O Jack, Jack! thinkest thou that I will take all this roguish pains, and be so often called villain for nothing?
But yet, is it not taking pains to come at the finest creature in the world, not for a transitory moment only, but for one of our lives! The struggle only, Whether I am to have her in my own way, or in her’s?
But now I know thou wilt be frightened out of thy wits for me—What, Lovelace! wouldest thou let her have a letter that will inevitably blow thee up; and blow up the mother, and all her nymphs!—yet not intend to reform, nor intend to marry?
Patience, puppy!—Canst thou not trust thy master?

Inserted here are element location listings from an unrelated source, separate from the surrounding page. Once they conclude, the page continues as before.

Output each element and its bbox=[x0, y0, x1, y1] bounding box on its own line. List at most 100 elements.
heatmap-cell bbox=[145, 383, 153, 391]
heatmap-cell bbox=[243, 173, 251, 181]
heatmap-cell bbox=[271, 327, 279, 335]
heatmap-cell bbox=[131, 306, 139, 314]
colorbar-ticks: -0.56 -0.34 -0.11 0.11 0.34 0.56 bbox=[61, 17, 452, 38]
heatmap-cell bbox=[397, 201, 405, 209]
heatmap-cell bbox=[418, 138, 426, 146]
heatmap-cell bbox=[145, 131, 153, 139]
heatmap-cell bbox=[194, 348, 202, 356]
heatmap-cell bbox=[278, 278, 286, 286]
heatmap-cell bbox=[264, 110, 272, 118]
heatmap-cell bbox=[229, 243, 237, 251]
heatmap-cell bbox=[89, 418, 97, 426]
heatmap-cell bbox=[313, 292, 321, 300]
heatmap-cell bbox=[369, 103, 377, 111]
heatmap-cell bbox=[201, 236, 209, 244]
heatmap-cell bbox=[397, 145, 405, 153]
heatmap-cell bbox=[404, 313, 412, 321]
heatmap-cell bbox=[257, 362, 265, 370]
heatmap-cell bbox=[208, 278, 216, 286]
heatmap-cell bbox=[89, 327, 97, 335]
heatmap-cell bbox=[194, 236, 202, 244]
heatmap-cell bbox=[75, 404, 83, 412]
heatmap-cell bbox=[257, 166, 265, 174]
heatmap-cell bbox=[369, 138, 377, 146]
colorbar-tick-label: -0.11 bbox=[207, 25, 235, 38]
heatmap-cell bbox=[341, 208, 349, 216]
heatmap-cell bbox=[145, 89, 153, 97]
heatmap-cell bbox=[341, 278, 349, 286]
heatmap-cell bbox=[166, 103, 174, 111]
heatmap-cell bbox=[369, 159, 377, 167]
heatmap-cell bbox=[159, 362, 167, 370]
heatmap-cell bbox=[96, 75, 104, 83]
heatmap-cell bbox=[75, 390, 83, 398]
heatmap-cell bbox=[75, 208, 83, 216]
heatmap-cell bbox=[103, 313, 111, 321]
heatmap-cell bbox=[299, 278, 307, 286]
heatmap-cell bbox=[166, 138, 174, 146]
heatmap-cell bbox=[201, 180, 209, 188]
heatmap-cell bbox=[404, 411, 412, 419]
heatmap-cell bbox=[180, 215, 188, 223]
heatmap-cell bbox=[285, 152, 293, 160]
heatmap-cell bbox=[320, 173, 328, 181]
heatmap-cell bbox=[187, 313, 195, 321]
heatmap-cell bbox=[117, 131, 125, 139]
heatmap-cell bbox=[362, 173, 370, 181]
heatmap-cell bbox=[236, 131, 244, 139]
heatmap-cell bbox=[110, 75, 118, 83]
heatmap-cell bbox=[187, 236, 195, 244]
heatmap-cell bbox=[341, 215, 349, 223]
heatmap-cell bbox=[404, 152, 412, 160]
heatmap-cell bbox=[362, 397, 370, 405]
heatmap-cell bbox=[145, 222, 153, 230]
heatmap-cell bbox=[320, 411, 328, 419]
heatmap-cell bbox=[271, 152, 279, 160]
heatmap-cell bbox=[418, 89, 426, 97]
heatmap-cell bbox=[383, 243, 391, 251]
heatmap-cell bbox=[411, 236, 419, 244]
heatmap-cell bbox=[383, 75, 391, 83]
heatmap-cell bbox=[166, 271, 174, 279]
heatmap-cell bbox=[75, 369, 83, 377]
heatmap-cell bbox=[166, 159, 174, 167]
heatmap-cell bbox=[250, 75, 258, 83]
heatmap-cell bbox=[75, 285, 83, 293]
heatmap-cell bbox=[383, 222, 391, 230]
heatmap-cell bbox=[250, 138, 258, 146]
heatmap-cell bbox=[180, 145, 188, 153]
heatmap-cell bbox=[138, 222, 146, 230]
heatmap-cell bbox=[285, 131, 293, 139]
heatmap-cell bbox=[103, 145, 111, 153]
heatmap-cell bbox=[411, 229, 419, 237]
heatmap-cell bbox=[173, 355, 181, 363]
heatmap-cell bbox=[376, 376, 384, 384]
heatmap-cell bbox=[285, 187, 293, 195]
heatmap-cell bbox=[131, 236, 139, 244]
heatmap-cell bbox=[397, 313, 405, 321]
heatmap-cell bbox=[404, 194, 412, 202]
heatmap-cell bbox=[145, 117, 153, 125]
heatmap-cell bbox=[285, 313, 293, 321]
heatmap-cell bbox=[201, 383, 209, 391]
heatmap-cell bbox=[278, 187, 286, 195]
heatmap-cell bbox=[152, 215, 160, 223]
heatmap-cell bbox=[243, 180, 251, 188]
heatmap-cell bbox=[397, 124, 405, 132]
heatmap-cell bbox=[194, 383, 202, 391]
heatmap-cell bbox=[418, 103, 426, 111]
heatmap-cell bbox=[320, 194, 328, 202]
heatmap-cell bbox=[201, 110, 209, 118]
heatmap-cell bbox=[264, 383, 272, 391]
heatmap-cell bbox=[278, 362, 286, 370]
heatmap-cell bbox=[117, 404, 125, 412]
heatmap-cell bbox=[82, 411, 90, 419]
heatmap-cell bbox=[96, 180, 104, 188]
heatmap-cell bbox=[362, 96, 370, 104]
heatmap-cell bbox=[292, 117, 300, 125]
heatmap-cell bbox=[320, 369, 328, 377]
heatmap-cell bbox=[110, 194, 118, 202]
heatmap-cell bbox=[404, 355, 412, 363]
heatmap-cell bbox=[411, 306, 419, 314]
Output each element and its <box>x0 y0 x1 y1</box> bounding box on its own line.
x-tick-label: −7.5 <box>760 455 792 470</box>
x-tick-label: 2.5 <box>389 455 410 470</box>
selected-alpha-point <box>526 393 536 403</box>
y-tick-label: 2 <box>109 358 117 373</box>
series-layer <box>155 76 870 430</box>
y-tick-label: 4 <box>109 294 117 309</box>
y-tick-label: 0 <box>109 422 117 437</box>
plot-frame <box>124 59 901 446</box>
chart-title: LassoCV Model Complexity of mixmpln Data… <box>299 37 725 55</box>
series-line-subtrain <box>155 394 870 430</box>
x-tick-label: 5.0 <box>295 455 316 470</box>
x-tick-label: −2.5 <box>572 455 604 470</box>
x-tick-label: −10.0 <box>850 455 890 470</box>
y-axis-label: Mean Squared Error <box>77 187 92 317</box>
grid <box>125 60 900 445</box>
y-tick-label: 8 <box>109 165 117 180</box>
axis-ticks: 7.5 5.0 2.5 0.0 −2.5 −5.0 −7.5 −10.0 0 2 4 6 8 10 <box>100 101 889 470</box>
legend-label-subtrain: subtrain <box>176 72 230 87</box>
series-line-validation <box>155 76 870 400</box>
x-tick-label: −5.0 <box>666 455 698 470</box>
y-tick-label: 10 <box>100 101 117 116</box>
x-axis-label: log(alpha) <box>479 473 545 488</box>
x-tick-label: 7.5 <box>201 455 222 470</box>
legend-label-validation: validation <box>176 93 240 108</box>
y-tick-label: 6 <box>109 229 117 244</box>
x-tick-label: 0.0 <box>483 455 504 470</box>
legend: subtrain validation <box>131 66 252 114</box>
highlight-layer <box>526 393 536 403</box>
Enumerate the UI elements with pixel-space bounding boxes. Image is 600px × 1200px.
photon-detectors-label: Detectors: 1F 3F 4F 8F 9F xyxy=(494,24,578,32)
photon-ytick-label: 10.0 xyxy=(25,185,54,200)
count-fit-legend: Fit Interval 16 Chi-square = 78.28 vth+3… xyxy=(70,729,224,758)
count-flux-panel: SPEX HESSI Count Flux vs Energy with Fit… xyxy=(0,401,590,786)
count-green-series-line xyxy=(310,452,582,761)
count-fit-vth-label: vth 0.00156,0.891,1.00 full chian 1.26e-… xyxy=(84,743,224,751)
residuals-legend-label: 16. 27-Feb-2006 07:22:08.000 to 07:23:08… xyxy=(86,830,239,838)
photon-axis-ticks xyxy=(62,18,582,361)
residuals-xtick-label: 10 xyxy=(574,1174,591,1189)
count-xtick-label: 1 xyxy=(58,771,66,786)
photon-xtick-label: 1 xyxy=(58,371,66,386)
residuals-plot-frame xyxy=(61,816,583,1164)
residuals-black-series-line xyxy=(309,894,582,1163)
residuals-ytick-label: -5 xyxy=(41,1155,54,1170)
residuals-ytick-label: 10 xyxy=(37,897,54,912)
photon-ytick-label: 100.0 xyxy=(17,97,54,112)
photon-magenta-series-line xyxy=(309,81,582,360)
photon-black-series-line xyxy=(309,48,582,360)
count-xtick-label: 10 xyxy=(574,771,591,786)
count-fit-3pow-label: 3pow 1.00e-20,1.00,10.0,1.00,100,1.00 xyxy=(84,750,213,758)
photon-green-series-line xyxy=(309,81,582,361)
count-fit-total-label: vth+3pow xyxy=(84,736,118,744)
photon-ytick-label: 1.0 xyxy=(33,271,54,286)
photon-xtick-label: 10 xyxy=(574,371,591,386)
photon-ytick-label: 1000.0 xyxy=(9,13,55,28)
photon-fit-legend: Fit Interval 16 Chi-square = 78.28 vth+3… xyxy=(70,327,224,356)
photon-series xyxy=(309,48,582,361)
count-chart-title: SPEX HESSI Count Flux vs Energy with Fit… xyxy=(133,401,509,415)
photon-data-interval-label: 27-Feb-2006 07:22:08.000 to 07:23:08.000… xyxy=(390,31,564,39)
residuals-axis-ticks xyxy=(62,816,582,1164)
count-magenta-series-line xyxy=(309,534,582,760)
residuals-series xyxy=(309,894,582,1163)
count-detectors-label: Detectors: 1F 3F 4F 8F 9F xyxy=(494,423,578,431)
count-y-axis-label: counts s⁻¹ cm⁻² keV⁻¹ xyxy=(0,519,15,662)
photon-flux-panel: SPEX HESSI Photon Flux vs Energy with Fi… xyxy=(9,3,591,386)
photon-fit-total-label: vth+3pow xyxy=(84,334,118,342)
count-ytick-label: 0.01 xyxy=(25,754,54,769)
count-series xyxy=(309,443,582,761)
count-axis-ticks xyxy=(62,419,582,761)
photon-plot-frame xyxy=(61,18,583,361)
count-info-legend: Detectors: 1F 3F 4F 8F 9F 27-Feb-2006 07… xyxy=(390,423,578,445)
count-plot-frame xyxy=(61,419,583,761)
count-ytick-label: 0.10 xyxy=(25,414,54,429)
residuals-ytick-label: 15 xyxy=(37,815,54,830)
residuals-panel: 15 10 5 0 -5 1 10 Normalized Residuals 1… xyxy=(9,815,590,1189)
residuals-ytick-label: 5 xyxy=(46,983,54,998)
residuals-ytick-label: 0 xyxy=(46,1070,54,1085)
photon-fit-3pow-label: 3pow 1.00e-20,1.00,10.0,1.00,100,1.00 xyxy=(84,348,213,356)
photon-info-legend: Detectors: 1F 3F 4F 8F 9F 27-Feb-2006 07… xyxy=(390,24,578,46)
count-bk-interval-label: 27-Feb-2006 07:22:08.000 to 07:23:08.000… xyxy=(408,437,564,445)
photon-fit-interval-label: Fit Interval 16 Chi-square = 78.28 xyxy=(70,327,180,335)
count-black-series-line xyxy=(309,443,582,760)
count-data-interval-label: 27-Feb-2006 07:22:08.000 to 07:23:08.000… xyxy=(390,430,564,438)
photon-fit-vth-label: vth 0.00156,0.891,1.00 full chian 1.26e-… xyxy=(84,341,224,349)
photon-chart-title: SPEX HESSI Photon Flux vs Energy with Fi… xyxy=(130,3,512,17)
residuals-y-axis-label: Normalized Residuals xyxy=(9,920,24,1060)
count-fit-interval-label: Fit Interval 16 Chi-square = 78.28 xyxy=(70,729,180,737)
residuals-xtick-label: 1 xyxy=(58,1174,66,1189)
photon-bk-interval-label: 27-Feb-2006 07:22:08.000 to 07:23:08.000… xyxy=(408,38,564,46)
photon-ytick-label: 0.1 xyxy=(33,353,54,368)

I went up to my new-taken apartment, and fell to writing in character, as usual. I thought I had made good my quarters, but the cruel creature, understanding that I intended to take up my lodgings there, declared with so much violence against it, that I was obliged to submit, and to accept of another lodging, about twelve doors off, which Mrs. Moore recommended. And all the advantage I could obtain was, that Will., unknown to my spouse, and for fear of a freak, should lie in the house.
Mrs. Moore, indeed, was unwilling to disoblige either of us. But Miss Rawlins was of opinion, that nothing more ought to be allowed me: and yet Mrs. Moore owned, that the refusal was a strange piece of tyranny to a husband, if I were a husband.
I had a good mind to make Miss Rawlins smart for it. Come and see Miss Rawlins, Jack.—If thou likest her, I’ll get her for thee with a wet-finger, as the saying is!
The widow Bevis indeed stickled hard for me. [An innocent, or injured man, will have friends every where.] She said, that to bear much with some wives, was to be obliged to bear more; and I reflected, with a sigh, that tame spirits must always be imposed upon. And then, in my heart, I renewed my vows of revenge upon this haughty and perverse beauty.
The second fellow came back from town about nine o’clock, with Miss Howe’s letter of Wednesday last. ’Collins, it seems, when he left it, had desired, that it might be safely and speedily delivered into Miss Laetitia Beaumont’s own hands. But Wilson, understanding that neither she nor I were in town, [he could not know of our difference thou must think,] resolved to take care of it till our return, in order to give it into one of our own hands; and now delivered it to her messenger.’
This was told her. Wilson, I doubt not, is in her favour upon it.
She took the letter with great eagerness; opened it in a hurry, [am glad she did; yet, I believe, all was right,] before Mrs. Moore and Mrs. Bevis, [Miss Rawlins was gone home;] and said, she would not for the world that I should have had that letter, for the sake of her dear friend the writer, who had written to her very uneasily about it.